EXAMPLE 10.6 Suppose that an Hfr strain is able to synthesize leucine and is sensitive to the antibiotic streptomycin (leu+, str-s ) and that a recipient F_ strain is unable to synthesize leucine, but is resistant to streptomycin (leu-, str-r ). Mixing of these two strains allows conjugation to occur. Recombinants are selected by plating the mixture on minimal medium (without leucine) containing streptomycin. The Hfr strain cannot grow in the presence of streptomycin. The recipient strain cannot grow unless it has received the leu+ gene by conjugation. Only the recombinants of genotype leu+, str-r will form colonies on the plate. In this case, leu+ is the selected marker; str-r is the counterselective marker that prevents growth of any cell other than a recombinant on this type of medium.
The integration of F factor with the host chromosome is a reversible process. Normally, the excision event that releases the F factor from the host chromosome involves a crossover at the same position at which it was integrated. Occasionally, however, the excision event is aberrant, and the released F factor contains one or a few bacterial genes that were close to the integrated F (Fig. 10-10).
Such a cell is symbolized F'. This cell thus has a deletion in part of its chromosome; the missing material is present in the F plasmid. If the chromosomal genes in the plasmid are essential genes, the F0 cell becomes dependent upon both the host chromosome and the F plasmid for its survival.
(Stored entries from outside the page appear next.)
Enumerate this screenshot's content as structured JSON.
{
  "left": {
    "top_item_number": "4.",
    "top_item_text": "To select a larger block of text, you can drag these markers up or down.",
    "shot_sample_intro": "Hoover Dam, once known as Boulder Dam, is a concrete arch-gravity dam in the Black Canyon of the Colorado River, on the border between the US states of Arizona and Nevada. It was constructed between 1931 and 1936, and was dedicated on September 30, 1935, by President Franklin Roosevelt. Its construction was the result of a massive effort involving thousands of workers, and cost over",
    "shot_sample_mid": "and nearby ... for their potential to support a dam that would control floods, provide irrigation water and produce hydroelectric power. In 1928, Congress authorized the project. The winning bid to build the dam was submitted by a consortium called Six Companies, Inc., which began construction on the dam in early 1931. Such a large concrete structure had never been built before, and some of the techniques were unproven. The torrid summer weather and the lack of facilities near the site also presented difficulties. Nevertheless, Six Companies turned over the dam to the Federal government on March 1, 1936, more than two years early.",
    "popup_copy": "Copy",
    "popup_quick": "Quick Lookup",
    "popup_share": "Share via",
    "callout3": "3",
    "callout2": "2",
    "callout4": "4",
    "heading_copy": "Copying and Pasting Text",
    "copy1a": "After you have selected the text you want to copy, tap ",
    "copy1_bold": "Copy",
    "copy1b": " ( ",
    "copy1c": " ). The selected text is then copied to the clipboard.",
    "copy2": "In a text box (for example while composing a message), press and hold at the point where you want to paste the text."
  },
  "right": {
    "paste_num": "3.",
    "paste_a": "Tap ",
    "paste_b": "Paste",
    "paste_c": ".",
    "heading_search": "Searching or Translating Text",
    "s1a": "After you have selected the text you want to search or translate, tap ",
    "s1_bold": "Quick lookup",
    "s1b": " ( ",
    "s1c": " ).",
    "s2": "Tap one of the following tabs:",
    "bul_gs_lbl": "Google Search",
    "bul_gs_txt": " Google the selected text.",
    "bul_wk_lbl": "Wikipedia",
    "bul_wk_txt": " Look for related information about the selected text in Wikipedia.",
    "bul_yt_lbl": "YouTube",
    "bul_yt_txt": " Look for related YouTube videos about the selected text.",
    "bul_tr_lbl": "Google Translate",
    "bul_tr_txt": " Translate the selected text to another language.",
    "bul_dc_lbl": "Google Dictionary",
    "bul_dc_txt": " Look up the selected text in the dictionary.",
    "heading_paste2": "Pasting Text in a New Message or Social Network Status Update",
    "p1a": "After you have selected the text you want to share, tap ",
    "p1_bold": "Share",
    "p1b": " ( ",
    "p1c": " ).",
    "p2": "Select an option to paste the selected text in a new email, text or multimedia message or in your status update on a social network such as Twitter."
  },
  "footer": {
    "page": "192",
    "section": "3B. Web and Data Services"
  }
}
Normal binary fission of an F0 cell produces progeny that are also F'. However, when an F' cell conjugates with an F_ recipient cell, the recipient cell becomes partially diploid for the small piece of chromosomal material carried in the F' particle. Because the F' plasmid in this new F' cell contains genetic material that is homologous with a segment of the host chromosome, there is a higher probability that this DNA may become integrated at the homologous region. Furthermore, the new F' cell can conjugate with F_ recipients and transfer the F' plasmid information to all its exconjugants with high frequency. This process is also referred to as sex-duction.
Plasmids carry genetic information for their own replication, but usually none that is essential for the life of the cell in normal environments. However, plasmids may carry one or more genes that confer selective advantage to the cell in certain environments, such as in the presence of antibiotics. Plasmids that carry genes for resistance to one or more substances normally toxic to the host are designated R plasmids or R factors. Some strains of E. coli carry a colicinogenic plasmid (Col) that can synthesize colicin, a protein that kills closely related bacterial strains that lack the Col plasmid. The best known of the bacterial plasmids are designated F, R, and Col.
The transfer of genetic material from one bacterium to another, using a bacterial virus (bacteriophage, phage) as a vector, is called transduction. This aspect of bacterial gene transfer is discussed in Chapter 11. However, the basic principle of a donor strain that provides DNA to a recipient strain is the same as in the previously discussed mechanisms. The primary difference is that the DNA is transferred through a bacteriophage intermediate.